PSC had protested cuts
In the Fall semester, as members at senior colleges were mobilizing against budget cuts at their campuses, the PSC chapter at Queens College was facing a reduction that seemed particularly dire. As Clarion reported, the English department was bracing for a cut of 800 seats out of a total of 1,200 seats allocated for introductory English classes for the Spring 2020 semester.
In satirical pamphlets, the PSC chapter at Queens asserted that English classes were going to be awarded to students in a lottery process where only the lucky ones could be assured access to the required courses they needed to graduate. Meanwhile, English adjuncts were without classes to teach as a result, union activists said.
The good news is that this Spring semester, the cuts have been avoided.
“We cut some seats, about 150 or so, but we were able to do so without having to let go of any adjuncts who depended on our department for work, so that worked out okay,” said Karen Weingarten, the interim English department chair. “It was nowhere as dramatic as we anticipated.”
When the cuts were first announced, the PSC chapter at Queens College confronted CUNY Chancellor Félix Matos Rodríguez – who until last year served as the president of Queens College – about the English department cuts in a campus Q&A session. At the session, David Gerwin, PSC chapter chair, said the cuts constituted a “red line” that the campus could not afford to cross.

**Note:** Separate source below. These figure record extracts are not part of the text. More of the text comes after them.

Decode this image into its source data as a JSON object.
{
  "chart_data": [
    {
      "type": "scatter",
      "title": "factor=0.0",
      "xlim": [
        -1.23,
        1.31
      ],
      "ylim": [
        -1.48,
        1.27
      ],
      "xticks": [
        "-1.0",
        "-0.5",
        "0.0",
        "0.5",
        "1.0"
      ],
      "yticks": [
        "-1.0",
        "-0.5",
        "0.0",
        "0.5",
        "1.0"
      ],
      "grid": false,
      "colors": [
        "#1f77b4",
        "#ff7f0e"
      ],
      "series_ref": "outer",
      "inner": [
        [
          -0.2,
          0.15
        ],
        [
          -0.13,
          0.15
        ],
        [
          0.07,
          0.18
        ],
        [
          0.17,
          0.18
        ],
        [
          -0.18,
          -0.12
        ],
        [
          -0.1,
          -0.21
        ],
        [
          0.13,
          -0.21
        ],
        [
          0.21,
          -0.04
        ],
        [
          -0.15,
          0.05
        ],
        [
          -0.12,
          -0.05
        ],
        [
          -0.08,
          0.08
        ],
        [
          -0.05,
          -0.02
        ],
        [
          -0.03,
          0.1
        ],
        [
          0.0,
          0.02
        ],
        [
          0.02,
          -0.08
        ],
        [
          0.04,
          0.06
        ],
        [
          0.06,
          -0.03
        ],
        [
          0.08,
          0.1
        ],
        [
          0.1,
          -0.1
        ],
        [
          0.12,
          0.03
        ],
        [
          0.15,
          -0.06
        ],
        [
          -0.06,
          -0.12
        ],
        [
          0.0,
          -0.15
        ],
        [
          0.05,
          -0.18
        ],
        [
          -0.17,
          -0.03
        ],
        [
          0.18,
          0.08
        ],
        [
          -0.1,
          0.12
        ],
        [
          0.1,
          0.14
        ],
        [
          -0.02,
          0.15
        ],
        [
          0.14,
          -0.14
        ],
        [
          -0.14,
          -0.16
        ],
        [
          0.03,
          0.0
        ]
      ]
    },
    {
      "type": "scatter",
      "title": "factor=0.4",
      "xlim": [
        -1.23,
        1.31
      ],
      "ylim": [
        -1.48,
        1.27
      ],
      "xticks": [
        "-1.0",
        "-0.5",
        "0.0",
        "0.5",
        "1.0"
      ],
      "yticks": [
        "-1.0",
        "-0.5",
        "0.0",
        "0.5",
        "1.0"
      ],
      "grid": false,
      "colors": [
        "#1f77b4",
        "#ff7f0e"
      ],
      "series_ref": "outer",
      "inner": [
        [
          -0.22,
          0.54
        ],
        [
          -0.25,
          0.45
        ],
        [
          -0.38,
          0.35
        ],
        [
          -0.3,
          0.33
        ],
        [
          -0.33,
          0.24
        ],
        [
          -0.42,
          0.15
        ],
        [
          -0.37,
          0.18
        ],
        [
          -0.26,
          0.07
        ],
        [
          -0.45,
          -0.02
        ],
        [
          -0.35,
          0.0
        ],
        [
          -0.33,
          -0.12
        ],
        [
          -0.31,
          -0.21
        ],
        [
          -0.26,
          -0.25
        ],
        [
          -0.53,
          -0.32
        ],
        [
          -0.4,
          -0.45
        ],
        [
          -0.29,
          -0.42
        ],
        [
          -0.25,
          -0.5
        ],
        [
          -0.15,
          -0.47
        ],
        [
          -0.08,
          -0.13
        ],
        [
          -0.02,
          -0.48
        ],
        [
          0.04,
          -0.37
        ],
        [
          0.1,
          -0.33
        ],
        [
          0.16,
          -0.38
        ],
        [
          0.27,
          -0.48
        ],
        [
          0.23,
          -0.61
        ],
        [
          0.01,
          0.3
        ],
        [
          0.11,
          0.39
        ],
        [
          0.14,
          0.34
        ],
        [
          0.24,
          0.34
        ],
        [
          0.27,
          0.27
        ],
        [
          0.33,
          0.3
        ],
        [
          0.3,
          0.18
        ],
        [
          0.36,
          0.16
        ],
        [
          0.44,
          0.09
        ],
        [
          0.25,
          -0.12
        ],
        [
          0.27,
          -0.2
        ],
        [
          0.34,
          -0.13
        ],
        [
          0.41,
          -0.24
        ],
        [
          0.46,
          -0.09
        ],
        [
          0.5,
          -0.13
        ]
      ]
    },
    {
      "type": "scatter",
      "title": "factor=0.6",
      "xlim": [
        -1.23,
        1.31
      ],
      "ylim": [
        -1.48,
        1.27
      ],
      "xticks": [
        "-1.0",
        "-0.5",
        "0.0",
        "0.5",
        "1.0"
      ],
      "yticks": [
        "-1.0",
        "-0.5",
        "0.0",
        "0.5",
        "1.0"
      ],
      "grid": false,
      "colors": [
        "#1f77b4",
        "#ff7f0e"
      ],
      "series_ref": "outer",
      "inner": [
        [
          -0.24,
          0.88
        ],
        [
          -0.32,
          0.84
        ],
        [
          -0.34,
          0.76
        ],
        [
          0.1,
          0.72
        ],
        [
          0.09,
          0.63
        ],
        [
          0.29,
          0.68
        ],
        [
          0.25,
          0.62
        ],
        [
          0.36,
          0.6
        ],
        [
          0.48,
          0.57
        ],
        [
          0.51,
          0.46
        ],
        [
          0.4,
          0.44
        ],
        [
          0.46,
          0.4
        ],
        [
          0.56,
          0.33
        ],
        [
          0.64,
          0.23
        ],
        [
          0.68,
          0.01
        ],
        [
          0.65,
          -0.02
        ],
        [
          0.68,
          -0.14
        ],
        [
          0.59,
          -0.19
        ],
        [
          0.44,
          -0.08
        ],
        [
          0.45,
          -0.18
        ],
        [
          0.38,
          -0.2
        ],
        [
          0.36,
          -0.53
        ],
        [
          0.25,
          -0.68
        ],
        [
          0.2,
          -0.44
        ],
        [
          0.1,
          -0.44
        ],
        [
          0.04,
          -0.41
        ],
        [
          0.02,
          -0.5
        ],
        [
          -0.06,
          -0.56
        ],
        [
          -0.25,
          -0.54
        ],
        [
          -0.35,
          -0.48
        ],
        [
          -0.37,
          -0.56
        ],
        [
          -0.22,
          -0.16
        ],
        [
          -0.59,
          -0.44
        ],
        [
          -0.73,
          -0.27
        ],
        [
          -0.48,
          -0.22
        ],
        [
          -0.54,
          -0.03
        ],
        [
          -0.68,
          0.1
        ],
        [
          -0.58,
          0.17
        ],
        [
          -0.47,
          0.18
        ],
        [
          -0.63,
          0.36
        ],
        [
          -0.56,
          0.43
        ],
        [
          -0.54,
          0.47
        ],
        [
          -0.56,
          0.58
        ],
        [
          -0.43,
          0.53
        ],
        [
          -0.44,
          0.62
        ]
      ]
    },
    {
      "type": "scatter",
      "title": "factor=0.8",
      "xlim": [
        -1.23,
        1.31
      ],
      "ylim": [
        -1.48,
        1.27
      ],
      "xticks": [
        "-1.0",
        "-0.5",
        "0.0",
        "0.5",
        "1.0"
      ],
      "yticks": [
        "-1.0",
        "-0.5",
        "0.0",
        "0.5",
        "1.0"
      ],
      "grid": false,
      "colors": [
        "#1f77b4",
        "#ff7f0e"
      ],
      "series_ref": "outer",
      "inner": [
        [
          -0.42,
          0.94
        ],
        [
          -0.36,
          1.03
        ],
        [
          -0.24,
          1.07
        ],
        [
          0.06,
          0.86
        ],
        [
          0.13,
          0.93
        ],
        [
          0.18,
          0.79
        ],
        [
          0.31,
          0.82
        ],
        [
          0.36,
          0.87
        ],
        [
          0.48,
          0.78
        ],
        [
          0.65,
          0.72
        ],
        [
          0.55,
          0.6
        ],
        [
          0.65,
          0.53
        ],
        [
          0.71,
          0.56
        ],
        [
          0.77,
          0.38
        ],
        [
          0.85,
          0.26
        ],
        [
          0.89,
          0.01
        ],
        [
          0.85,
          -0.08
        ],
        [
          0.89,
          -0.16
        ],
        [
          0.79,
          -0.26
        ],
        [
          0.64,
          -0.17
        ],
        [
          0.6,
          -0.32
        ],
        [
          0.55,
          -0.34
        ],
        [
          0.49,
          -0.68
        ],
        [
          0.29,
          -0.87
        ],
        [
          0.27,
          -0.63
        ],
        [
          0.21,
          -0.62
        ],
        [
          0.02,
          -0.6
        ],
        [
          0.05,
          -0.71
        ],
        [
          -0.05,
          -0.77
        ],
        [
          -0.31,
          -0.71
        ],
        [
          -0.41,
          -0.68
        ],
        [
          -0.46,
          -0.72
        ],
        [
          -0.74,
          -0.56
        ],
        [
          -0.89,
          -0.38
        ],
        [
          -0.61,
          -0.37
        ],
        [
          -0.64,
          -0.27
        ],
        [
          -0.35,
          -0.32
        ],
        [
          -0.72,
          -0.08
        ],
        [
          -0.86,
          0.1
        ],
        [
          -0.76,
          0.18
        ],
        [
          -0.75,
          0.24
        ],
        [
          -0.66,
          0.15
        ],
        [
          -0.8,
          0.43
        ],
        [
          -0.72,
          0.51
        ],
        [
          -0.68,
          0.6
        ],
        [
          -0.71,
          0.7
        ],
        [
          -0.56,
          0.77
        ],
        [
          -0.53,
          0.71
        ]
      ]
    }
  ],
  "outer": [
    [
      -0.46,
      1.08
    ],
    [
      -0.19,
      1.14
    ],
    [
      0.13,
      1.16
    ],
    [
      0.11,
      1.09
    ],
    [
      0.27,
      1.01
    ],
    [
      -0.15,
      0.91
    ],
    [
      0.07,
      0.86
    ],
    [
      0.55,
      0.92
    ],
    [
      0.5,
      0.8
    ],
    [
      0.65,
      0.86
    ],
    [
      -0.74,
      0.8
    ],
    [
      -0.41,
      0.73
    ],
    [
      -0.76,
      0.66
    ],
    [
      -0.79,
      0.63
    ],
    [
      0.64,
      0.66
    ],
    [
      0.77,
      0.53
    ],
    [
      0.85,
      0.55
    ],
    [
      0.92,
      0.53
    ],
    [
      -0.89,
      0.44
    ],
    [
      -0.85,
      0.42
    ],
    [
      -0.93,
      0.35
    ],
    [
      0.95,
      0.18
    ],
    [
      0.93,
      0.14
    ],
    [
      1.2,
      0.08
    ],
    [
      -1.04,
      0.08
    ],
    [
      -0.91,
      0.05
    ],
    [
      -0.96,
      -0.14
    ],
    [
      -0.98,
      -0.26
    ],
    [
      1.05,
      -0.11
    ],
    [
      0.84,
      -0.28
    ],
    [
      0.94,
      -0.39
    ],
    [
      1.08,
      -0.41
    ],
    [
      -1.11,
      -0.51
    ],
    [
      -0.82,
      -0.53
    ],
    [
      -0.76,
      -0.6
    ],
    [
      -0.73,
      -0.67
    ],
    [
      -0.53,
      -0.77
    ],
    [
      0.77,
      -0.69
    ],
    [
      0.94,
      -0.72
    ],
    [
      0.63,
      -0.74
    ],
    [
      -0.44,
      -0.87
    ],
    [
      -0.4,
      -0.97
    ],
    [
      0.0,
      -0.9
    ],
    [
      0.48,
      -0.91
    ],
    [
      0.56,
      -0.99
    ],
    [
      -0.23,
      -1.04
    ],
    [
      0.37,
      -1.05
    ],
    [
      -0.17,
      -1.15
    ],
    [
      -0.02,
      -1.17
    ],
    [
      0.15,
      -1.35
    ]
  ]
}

“It was the one cut that most clearly demonstrated what would have happened to Queens,” Gerwin told Clarion, adding that such severe cuts would have redefined the college in a fundamental way. “At Queens College, you have a good chance of getting the classes you need to graduate. If they had cut 800 out of more than 1,000 seats in mid-level required English classes, that wouldn’t be true.”
According to Gerwin, the cuts would have made it nearly impossible for students to get into the classes they needed. “This showed how far down the road Queens was toward disaster,” he said.
The administration did not say whether union protests against the English department reductions were what prompted the college to avert the cuts. While he expressed relief that the English department cuts were largely avoided, Gerwin added that members are still organizing against systemwide budget tightening.